Bits Of Me Are Falling Apart, starring Adrian Edmondson | Review by Steve Bennett at the Soho Thearte

Bits Of Me Are Falling Apart, starring Adrian Edmondson

Review by Steve Bennett at the Soho Thearte

He may not be a Young One any more, but in middle-age Adrian Edmondson seems to be reduced to a listless, self-pitying whinge.

At least that’s the tone of Bits Of Me Are Falling Apart, taken from William Leith’s 2009 book of the same name. It was described at the time as being like an ‘Izzardesque, expertly paced stand-up routine’ by Time Out magazine, so you can see why the Soho Theatre the home of ambitious comedy, might want to adapt it. But there’s not much evidence of vigour or humour here.

The grumbles of Edmondson’s unnamed character are familiar, repeated with scant wit or insight and engendering little empathy for a middle-class architect of his first-world problems.

He’s a writer who squandered his money in his youth so gripes about having missed the boat on soaring property prices. Becoming a recent father seems to have been a casual move, it feels more like a plot device to hang a monologue on than a real emotional tie. He talks a lot about the ‘death of love’, but we never really feel it.

Most writers have indulged their mid-life introspection at one point or another, but either Willaim Leith’s original, or this adaptation by Edmondson and the Soho’s artistic director Steve Marmion, just hits over-familiar ideas.

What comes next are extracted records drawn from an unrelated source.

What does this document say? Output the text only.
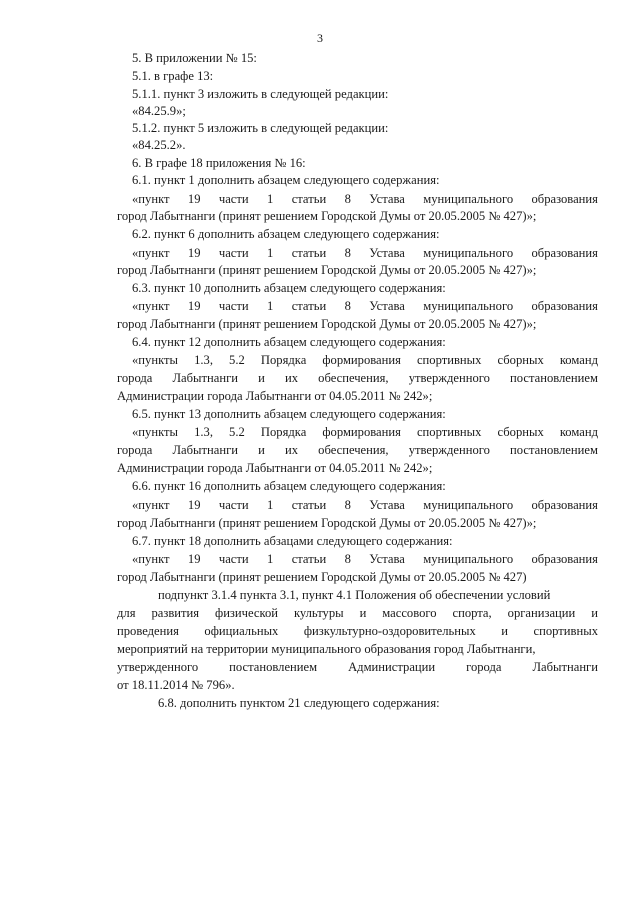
3
5. В приложении № 15:
5.1. в графе 13:
5.1.1. пункт 3 изложить в следующей редакции:
«84.25.9»;
5.1.2. пункт 5 изложить в следующей редакции:
«84.25.2».
6. В графе 18 приложения № 16:
6.1. пункт 1 дополнить абзацем следующего содержания:
«пункт 19 части 1 статьи 8 Устава муниципального образования
город Лабытнанги (принят решением Городской Думы от 20.05.2005 № 427)»;
6.2. пункт 6 дополнить абзацем следующего содержания:
«пункт 19 части 1 статьи 8 Устава муниципального образования
город Лабытнанги (принят решением Городской Думы от 20.05.2005 № 427)»;
6.3. пункт 10 дополнить абзацем следующего содержания:
«пункт 19 части 1 статьи 8 Устава муниципального образования
город Лабытнанги (принят решением Городской Думы от 20.05.2005 № 427)»;
6.4. пункт 12 дополнить абзацем следующего содержания:
«пункты 1.3, 5.2 Порядка формирования спортивных сборных команд
города Лабытнанги и их обеспечения, утвержденного постановлением
Администрации города Лабытнанги от 04.05.2011 № 242»;
6.5. пункт 13 дополнить абзацем следующего содержания:
«пункты 1.3, 5.2 Порядка формирования спортивных сборных команд
города Лабытнанги и их обеспечения, утвержденного постановлением
Администрации города Лабытнанги от 04.05.2011 № 242»;
6.6. пункт 16 дополнить абзацем следующего содержания:
«пункт 19 части 1 статьи 8 Устава муниципального образования
город Лабытнанги (принят решением Городской Думы от 20.05.2005 № 427)»;
6.7. пункт 18 дополнить абзацами следующего содержания:
«пункт 19 части 1 статьи 8 Устава муниципального образования
город Лабытнанги (принят решением Городской Думы от 20.05.2005 № 427)
подпункт 3.1.4 пункта 3.1, пункт 4.1 Положения об обеспечении условий
для развития физической культуры и массового спорта, организации и
проведения официальных физкультурно-оздоровительных и спортивных
мероприятий на территории муниципального образования город Лабытнанги,
утвержденного постановлением Администрации города Лабытнанги
от 18.11.2014 № 796».
6.8. дополнить пунктом 21 следующего содержания:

Physically he frets about his ailing body, from the suspect mole on his shoulder to the dodgy knee, and tries to fight back against the years by eating quinoa flakes and doing Pilates.

The piece’s literary roots are obvious, which makes for largely flat theatre, redeemed only by Lily Arnold’s inventive staging, with plastic toys suspended from the ceiling, amusingly standing in for adult equivalents.

But linguistic flourishes are few and far between as Edmondson’s character mulls his dreary existence. Middle age is ‘smiling through with other divorced dads in a car park,’ he wearily concludes.

He recalls witnessing a dying fish flapping about, ineffectually and with decreasing vigour. How much more do you need your metaphors signposted? The ‘falling apart’ is supposed to emotional as well as physical, as if you haven’t guessed, but any anguish is muted. There are moments when the bleakness is ramped up, mulling on his grandparents’ deaths from the likes of emphysema and a stroke, but  Edmondson’s weary amiability knocks the edge off some of these darker existential musings. 

Throughout the 70 minutes, he delivers a muted performance. No one’s expecting Vyvyan, but there’s little for him to sink his teeth into, and the resigned calmness does nothing to add either drama or strong comic counterpoints, both of which are much-needed.

Middle-age is here portrayed as a mildly depressing wasting away, as the excitement of each new youthful experience subsides under each new reminder of mortality. But for much of the monologue you’ll wish Edmondson’s character just to get over himself and stop his dull, entitled carping.